Berbicara menjadi salah satu bentuk komunikasi secara verbal. Dalam interaksi sehari-hari kita saling menyapa, bertanya, dan bercerita tentang satu atau banyak hal. Pada kondisi tertentu, para khatib atau pastur harus berpidato di atas podium, para akademisi dan profesional sibuk berdiskusi tentang ekonomi, sosial, budaya, politik, agama, atau lingkungan. Kita tentu sepakat bahwa ratusan artikel yang mengalir setiap hari di Kompasiana merupakan bagian dari proses komunikasi verbal yang dilakukan secara tertulis.

Komunikasi tidak saja secara verbal tetapi juga melalui jalur non verbal. Ini ditunjukkan dengan gerakan tubuh atau gestur tertentu, seperti, anggukan kepala sebagai sikap setuju, gelengan kepala yang menunjukkan penolakan, tangisan yang mungkin berarti kesedihan atau rasa haru yang mendalam, atau tersenyum sebagai ekspresi kebahagiaan tetapi dalam ekspresi tertentu dapat dimaknai sebagai sebuah cibiran dan kegusaran.

Komunikasi yang kita lakukan merupakan upaya untuk mengungkapkan pikiran, betapapun sederhananya pikiran itu. Ini merupakan definisi khas komunikasi. Berkomunikasi berarti mengungkapkan berbagai hal yang dapat dijangkau dalam lingkaran pikiran kita, baik berupa pengalaman empiris yang kita temukan, konsep yang kita pahami, maupun sesuatu yang berada dalam jangkauan imajinasi kita.

Mengungkapkan pikiran dapat diandaikan sebagai upaya menyampaikan pesan berupa gagasan, keyakinan, persepsi, pengalaman, dan berbagai hal yang ada dalam sistem kognisi kita. Pikiran terungkap dalam bentuk idealisme, harapan tentang masa depan, gossip, halusinasi, sampai cerita sehari-hari.

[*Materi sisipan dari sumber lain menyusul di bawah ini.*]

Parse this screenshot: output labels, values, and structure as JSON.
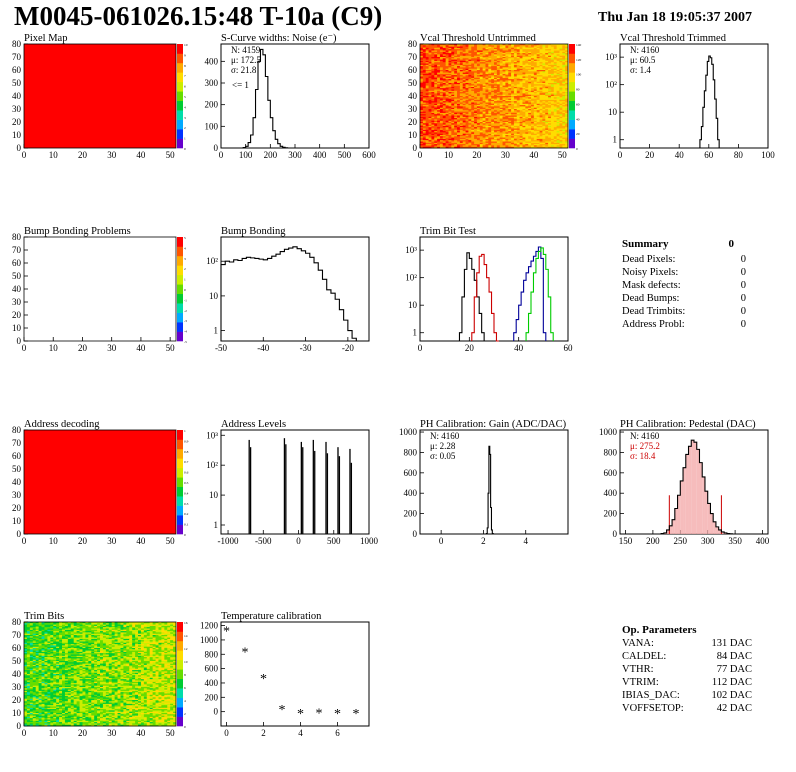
{
  "header": {
    "title": "M0045-061026.15:48 T-10a (C9)",
    "date": "Thu Jan 18 19:05:37 2007"
  },
  "chart_data": [
    {
      "id": "pixel_map",
      "type": "heatmap",
      "title": "Pixel Map",
      "xlim": [
        0,
        52
      ],
      "ylim": [
        0,
        80
      ],
      "xticks": [
        0,
        10,
        20,
        30,
        40,
        50
      ],
      "yticks": [
        0,
        10,
        20,
        30,
        40,
        50,
        60,
        70,
        80
      ],
      "palette": [
        "#6600cc",
        "#0033ff",
        "#00aaff",
        "#00ddaa",
        "#00cc33",
        "#66dd00",
        "#ccee00",
        "#ffdd00",
        "#ffaa00",
        "#ff5500",
        "#ff0000"
      ],
      "fill": "uniform",
      "uniform_level": 10,
      "zlim": [
        0,
        10
      ],
      "zticks": [
        "0",
        "1",
        "2",
        "3",
        "4",
        "5",
        "6",
        "7",
        "8",
        "9",
        "10"
      ]
    },
    {
      "id": "scurve_widths",
      "type": "histogram",
      "title": "S-Curve widths: Noise (e⁻)",
      "xlim": [
        0,
        600
      ],
      "ylim": [
        0,
        480
      ],
      "xticks": [
        0,
        100,
        200,
        300,
        400,
        500,
        600
      ],
      "yticks": [
        0,
        100,
        200,
        300,
        400
      ],
      "stats": [
        "N:  4159",
        "μ:  172.5",
        "σ:  21.8"
      ],
      "annotation": "<= 1",
      "bins_x": [
        90,
        100,
        110,
        120,
        130,
        140,
        150,
        160,
        170,
        180,
        190,
        200,
        210,
        220,
        230,
        240,
        250,
        260
      ],
      "values": [
        2,
        8,
        25,
        60,
        140,
        270,
        400,
        455,
        430,
        330,
        220,
        140,
        80,
        40,
        20,
        8,
        3,
        1
      ]
    },
    {
      "id": "vcal_untrimmed",
      "type": "heatmap",
      "title": "Vcal Threshold Untrimmed",
      "xlim": [
        0,
        52
      ],
      "ylim": [
        0,
        80
      ],
      "xticks": [
        0,
        10,
        20,
        30,
        40,
        50
      ],
      "yticks": [
        0,
        10,
        20,
        30,
        40,
        50,
        60,
        70,
        80
      ],
      "palette": [
        "#6600cc",
        "#0033ff",
        "#00aaff",
        "#00ddaa",
        "#00cc33",
        "#66dd00",
        "#ccee00",
        "#ffdd00",
        "#ffaa00",
        "#ff5500",
        "#ff0000"
      ],
      "fill": "gradient_x",
      "level_left": 9.3,
      "level_right": 7.2,
      "noise": 1.1,
      "zlim": [
        0,
        140
      ],
      "zticks": [
        "0",
        "20",
        "40",
        "60",
        "80",
        "100",
        "120",
        "140"
      ]
    },
    {
      "id": "vcal_trimmed",
      "type": "histogram",
      "title": "Vcal Threshold Trimmed",
      "logy": true,
      "xlim": [
        0,
        100
      ],
      "ylim": [
        0.5,
        3000
      ],
      "xticks": [
        0,
        20,
        40,
        60,
        80,
        100
      ],
      "yticks": [
        1,
        10,
        100,
        1000
      ],
      "ytick_labels": [
        "1",
        "10",
        "10²",
        "10³"
      ],
      "stats": [
        "N:  4160",
        "μ:  60.5",
        "σ:  1.4"
      ],
      "bins_x": [
        54,
        55,
        56,
        57,
        58,
        59,
        60,
        61,
        62,
        63,
        64,
        65,
        66
      ],
      "values": [
        1,
        3,
        15,
        60,
        220,
        700,
        1100,
        950,
        550,
        150,
        30,
        6,
        1
      ]
    },
    {
      "id": "bump_bonding_problems",
      "type": "heatmap",
      "title": "Bump Bonding Problems",
      "xlim": [
        0,
        52
      ],
      "ylim": [
        0,
        80
      ],
      "xticks": [
        0,
        10,
        20,
        30,
        40,
        50
      ],
      "yticks": [
        0,
        10,
        20,
        30,
        40,
        50,
        60,
        70,
        80
      ],
      "palette": [
        "#6600cc",
        "#0033ff",
        "#00aaff",
        "#00ddaa",
        "#00cc33",
        "#66dd00",
        "#ccee00",
        "#ffdd00",
        "#ffaa00",
        "#ff5500",
        "#ff0000"
      ],
      "fill": "none",
      "zlim": [
        -5,
        5
      ],
      "zticks": [
        "-5",
        "-4",
        "-3",
        "-2",
        "-1",
        "0",
        "1",
        "2",
        "3",
        "4",
        "5"
      ]
    },
    {
      "id": "bump_bonding",
      "type": "histogram",
      "title": "Bump Bonding",
      "logy": true,
      "xlim": [
        -50,
        -15
      ],
      "ylim": [
        0.5,
        500
      ],
      "xticks": [
        -50,
        -40,
        -30,
        -20
      ],
      "yticks": [
        1,
        10,
        100
      ],
      "ytick_labels": [
        "1",
        "10",
        "10²"
      ],
      "bins_x": [
        -50,
        -49,
        -48,
        -47,
        -46,
        -45,
        -44,
        -43,
        -42,
        -41,
        -40,
        -39,
        -38,
        -37,
        -36,
        -35,
        -34,
        -33,
        -32,
        -31,
        -30,
        -29,
        -28,
        -27,
        -26,
        -25,
        -24,
        -23,
        -22,
        -21,
        -20,
        -19,
        -18
      ],
      "values": [
        80,
        100,
        95,
        110,
        105,
        120,
        130,
        125,
        120,
        115,
        110,
        120,
        140,
        160,
        190,
        220,
        240,
        260,
        230,
        200,
        170,
        130,
        90,
        55,
        30,
        15,
        12,
        8,
        4,
        2,
        1,
        0.6,
        0
      ]
    },
    {
      "id": "trim_bit_test",
      "type": "histogram",
      "title": "Trim Bit Test",
      "logy": true,
      "xlim": [
        0,
        60
      ],
      "ylim": [
        0.5,
        3000
      ],
      "xticks": [
        0,
        20,
        40,
        60
      ],
      "yticks": [
        1,
        10,
        100,
        1000
      ],
      "ytick_labels": [
        "1",
        "10",
        "10²",
        "10³"
      ],
      "series": [
        {
          "color": "#000000",
          "bins_x": [
            16,
            17,
            18,
            19,
            20,
            21,
            22,
            23,
            24,
            25,
            26
          ],
          "values": [
            1,
            20,
            200,
            800,
            500,
            200,
            80,
            20,
            5,
            1,
            0
          ]
        },
        {
          "color": "#cc0000",
          "bins_x": [
            21,
            22,
            23,
            24,
            25,
            26,
            27,
            28,
            29,
            30,
            31
          ],
          "values": [
            1,
            20,
            150,
            600,
            700,
            300,
            100,
            30,
            5,
            1,
            0
          ]
        },
        {
          "color": "#000099",
          "bins_x": [
            38,
            39,
            40,
            41,
            42,
            43,
            44,
            45,
            46,
            47,
            48,
            49,
            50
          ],
          "values": [
            1,
            3,
            10,
            30,
            80,
            150,
            250,
            400,
            600,
            900,
            1300,
            500,
            1
          ]
        },
        {
          "color": "#00cc00",
          "bins_x": [
            43,
            44,
            45,
            46,
            47,
            48,
            49,
            50,
            51,
            52,
            53
          ],
          "values": [
            1,
            5,
            30,
            150,
            500,
            900,
            1200,
            700,
            200,
            20,
            1
          ]
        }
      ]
    },
    {
      "id": "summary",
      "type": "table",
      "title": "Summary",
      "total": "0",
      "rows": [
        {
          "label": "Dead Pixels:",
          "value": "0"
        },
        {
          "label": "Noisy Pixels:",
          "value": "0"
        },
        {
          "label": "Mask defects:",
          "value": "0"
        },
        {
          "label": "Dead Bumps:",
          "value": "0"
        },
        {
          "label": "Dead Trimbits:",
          "value": "0"
        },
        {
          "label": "Address Probl:",
          "value": "0"
        }
      ]
    },
    {
      "id": "address_decoding",
      "type": "heatmap",
      "title": "Address decoding",
      "xlim": [
        0,
        52
      ],
      "ylim": [
        0,
        80
      ],
      "xticks": [
        0,
        10,
        20,
        30,
        40,
        50
      ],
      "yticks": [
        0,
        10,
        20,
        30,
        40,
        50,
        60,
        70,
        80
      ],
      "palette": [
        "#6600cc",
        "#0033ff",
        "#00aaff",
        "#00ddaa",
        "#00cc33",
        "#66dd00",
        "#ccee00",
        "#ffdd00",
        "#ffaa00",
        "#ff5500",
        "#ff0000"
      ],
      "fill": "uniform",
      "uniform_level": 10,
      "zlim": [
        0,
        1
      ],
      "zticks": [
        "0",
        "0.1",
        "0.2",
        "0.3",
        "0.4",
        "0.5",
        "0.6",
        "0.7",
        "0.8",
        "0.9",
        "1"
      ]
    },
    {
      "id": "address_levels",
      "type": "histogram",
      "title": "Address Levels",
      "logy": true,
      "xlim": [
        -1100,
        1000
      ],
      "ylim": [
        0.5,
        1500
      ],
      "xticks": [
        -1000,
        -500,
        0,
        500,
        1000
      ],
      "yticks": [
        1,
        10,
        100,
        1000
      ],
      "ytick_labels": [
        "1",
        "10",
        "10²",
        "10³"
      ],
      "spikes": [
        {
          "x": -700,
          "value": 700
        },
        {
          "x": -680,
          "value": 400
        },
        {
          "x": -200,
          "value": 800
        },
        {
          "x": -180,
          "value": 500
        },
        {
          "x": 40,
          "value": 600
        },
        {
          "x": 60,
          "value": 400
        },
        {
          "x": 210,
          "value": 700
        },
        {
          "x": 230,
          "value": 300
        },
        {
          "x": 390,
          "value": 600
        },
        {
          "x": 410,
          "value": 250
        },
        {
          "x": 560,
          "value": 400
        },
        {
          "x": 580,
          "value": 200
        },
        {
          "x": 730,
          "value": 350
        },
        {
          "x": 750,
          "value": 120
        }
      ]
    },
    {
      "id": "ph_gain",
      "type": "histogram",
      "title": "PH Calibration: Gain (ADC/DAC)",
      "xlim": [
        -1,
        6
      ],
      "ylim": [
        0,
        1020
      ],
      "xticks": [
        0,
        2,
        4
      ],
      "yticks": [
        0,
        200,
        400,
        600,
        800,
        1000
      ],
      "stats": [
        "N:  4160",
        "μ:  2.28",
        "σ:  0.05"
      ],
      "bins_x": [
        2.14,
        2.18,
        2.22,
        2.26,
        2.3,
        2.34,
        2.38,
        2.42
      ],
      "values": [
        5,
        60,
        400,
        860,
        780,
        260,
        40,
        5
      ]
    },
    {
      "id": "ph_pedestal",
      "type": "histogram",
      "title": "PH Calibration: Pedestal (DAC)",
      "xlim": [
        140,
        410
      ],
      "ylim": [
        0,
        1020
      ],
      "xticks": [
        150,
        200,
        250,
        300,
        350,
        400
      ],
      "yticks": [
        0,
        200,
        400,
        600,
        800,
        1000
      ],
      "stats": [
        "N:  4160",
        "μ:  275.2",
        "σ:  18.4"
      ],
      "stats_colors": [
        "#000000",
        "#cc0000",
        "#cc0000"
      ],
      "cut_lines": [
        230,
        325
      ],
      "bins_x": [
        215,
        220,
        225,
        230,
        235,
        240,
        245,
        250,
        255,
        260,
        265,
        270,
        275,
        280,
        285,
        290,
        295,
        300,
        305,
        310,
        315,
        320,
        325,
        330,
        335,
        340
      ],
      "values": [
        5,
        10,
        40,
        80,
        140,
        250,
        380,
        520,
        650,
        780,
        860,
        920,
        900,
        830,
        700,
        560,
        420,
        300,
        200,
        120,
        70,
        40,
        20,
        10,
        5,
        2
      ]
    },
    {
      "id": "trim_bits",
      "type": "heatmap",
      "title": "Trim Bits",
      "xlim": [
        0,
        52
      ],
      "ylim": [
        0,
        80
      ],
      "xticks": [
        0,
        10,
        20,
        30,
        40,
        50
      ],
      "yticks": [
        0,
        10,
        20,
        30,
        40,
        50,
        60,
        70,
        80
      ],
      "palette": [
        "#6600cc",
        "#0033ff",
        "#00aaff",
        "#00ddaa",
        "#00cc33",
        "#66dd00",
        "#ccee00",
        "#ffdd00",
        "#ffaa00",
        "#ff5500",
        "#ff0000"
      ],
      "fill": "gradient_x",
      "level_left": 4.5,
      "level_right": 6.0,
      "noise": 1.4,
      "zlim": [
        0,
        16
      ],
      "zticks": [
        "0",
        "2",
        "4",
        "6",
        "8",
        "10",
        "12",
        "14",
        "16"
      ]
    },
    {
      "id": "temperature_calibration",
      "type": "scatter",
      "title": "Temperature calibration",
      "xlim": [
        -0.3,
        7.7
      ],
      "ylim": [
        -200,
        1250
      ],
      "xticks": [
        0,
        2,
        4,
        6
      ],
      "yticks": [
        0,
        200,
        400,
        600,
        800,
        1000,
        1200
      ],
      "x": [
        0,
        1,
        2,
        3,
        4,
        5,
        6,
        7
      ],
      "y": [
        1130,
        840,
        470,
        40,
        -20,
        -10,
        -20,
        -20
      ]
    },
    {
      "id": "op_parameters",
      "type": "table",
      "title": "Op. Parameters",
      "rows": [
        {
          "label": "VANA:",
          "value": "131 DAC"
        },
        {
          "label": "CALDEL:",
          "value": "84 DAC"
        },
        {
          "label": "VTHR:",
          "value": "77 DAC"
        },
        {
          "label": "VTRIM:",
          "value": "112 DAC"
        },
        {
          "label": "IBIAS_DAC:",
          "value": "102 DAC"
        },
        {
          "label": "VOFFSETOP:",
          "value": "42 DAC"
        }
      ]
    }
  ]
}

Saat mengungkapkan pikiran kita juga kerap melibatkan sisi emosional yang diwujudkan dalam bentuk keluh kesah, ungkapan cinta, luapan kemarahan, atau ekspresi kesedihan. 

Komunikasi yang Efektif

Kemampuan mengungkapkan pikiran dan kemampuan komunikasi merupakan dua hal yang identik. Pikiran yang kita ungkapkan akan dapat dipahami orang lain sangat tergantung kepada kemampuan komunikasi yang kita miliki. Kita membutuhkan kemampuan komunikasi secara efektif agar pikiran kita dapat tersampaikan secara jelas dan dipahami dengan baik oleh lain. 

Mulyana (dalam Rani & Rahman: 2022) mendefinisikan komunikasi efektif sebagai penyampaian pesan yang dihasilkan sesuai dengan harapan penyampai pesan (orang yang menyampaikannya). Setidaknya, dalam proses komunikasi itu penyampai pesan dapat menciptakan kesepahaman dengan penerima pesan. Maka Sani, dkk (2020) menyarankan bahwa komunikasi akan menjadi efektif jika penerima informasi dapat mengartikan pesan yang diterima sama seperti yang disampaikan pengirim atau penyampai pesan.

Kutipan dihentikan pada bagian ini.